Pourtant, la confusion - ou le manque d’information - semble réelle sur le terrain. La principale limite pointée par l’ARS Bretagne est le manque d’interlocuteur dont elle dispose pour toucher l’ensemble des infirmiers libéraux. « Contrairement aux médecins pour qui nous passons par l’Ordre, ils nous est difficile de toucher le corps infirmier dans sa totalité », explique Pierre Guillaumot. En effet, sur les 615 000 infirmières (1) exerçant en France, seules 185 000 sont inscrites à l'Ordre national des infirmiers. De ce fait, l'information peine parfois à circuler…
Depuis la mise en place des arrêtés, le 20 mai, l’ARS Bretagne observe un suivi particulier de l’évolution de la situation. Plusieurs agents, regroupés au sein d'une cellule de veille, répondent aux sollicitations téléphoniques des professionnels de santé. Plus de 150 appels ont été enregistrés en trois jours, dont ceux de quelques infirmières libérales.
En Bretagne, le rôle de l’ARS est avant tout de faire le lien entre les préfectures et les professionnels de santé. « Nous renvoyons aussi sur les sites des médias locaux, dont les cartes interactives sont régulièrement mises à jour, développe l’ARS Bretagne. Les situations d’une pompe à l’autre évoluent très vite. Par exemple, les Côtes-d’Armor, bien loties vendredi sont désormais le département le moins bien approvisionné de Bretagne. »

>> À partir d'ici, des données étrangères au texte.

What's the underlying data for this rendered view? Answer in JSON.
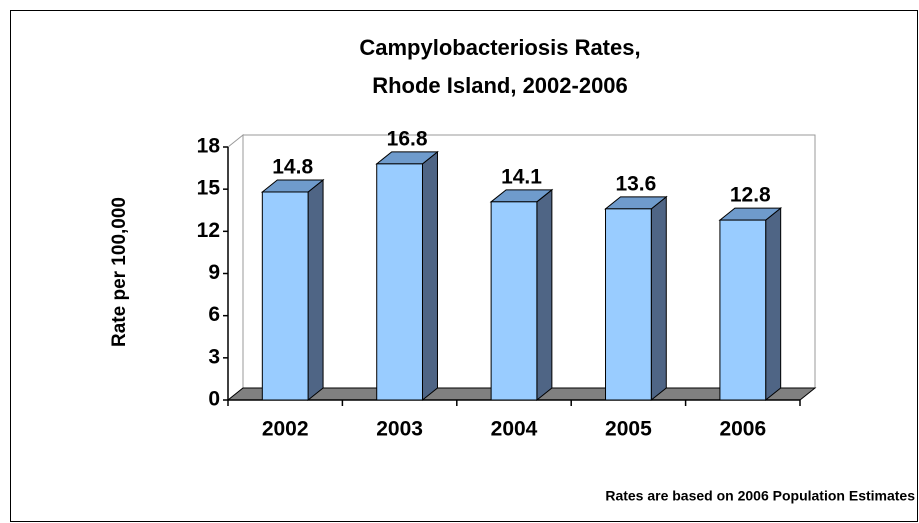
{
  "chart_data": {
    "type": "bar3d",
    "title": "Campylobacteriosis Rates,",
    "subtitle": "Rhode Island, 2002-2006",
    "y_label": "Rate per 100,000",
    "note": "Rates are based on 2006 Population Estimates",
    "categories": [
      "2002",
      "2003",
      "2004",
      "2005",
      "2006"
    ],
    "values": [
      14.8,
      16.8,
      14.1,
      13.6,
      12.8
    ],
    "color": "#99ccff",
    "ylim": [
      0,
      18
    ],
    "yticks": [
      0,
      3,
      6,
      9,
      12,
      15,
      18
    ],
    "grid": false
  }
}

L’ARS Bretagne fait figurer sur la page d’accueil de son site un communiqué « à l’attention des professionnels de santé : priorité pour la distribution de carburant en Bretagne », reprenant tous les arrêtés préfectoraux. Pour les territoires qui n’auraient pas de dispositif mis en place, il est conseillé de consulter régulièrement les sites Internet des préfectures et des ARS.
Carole Tymen
(1) Selon la direction de la recherche, des études, de l'évaluation et des statistiques (DREES) au 1er janvier 2014.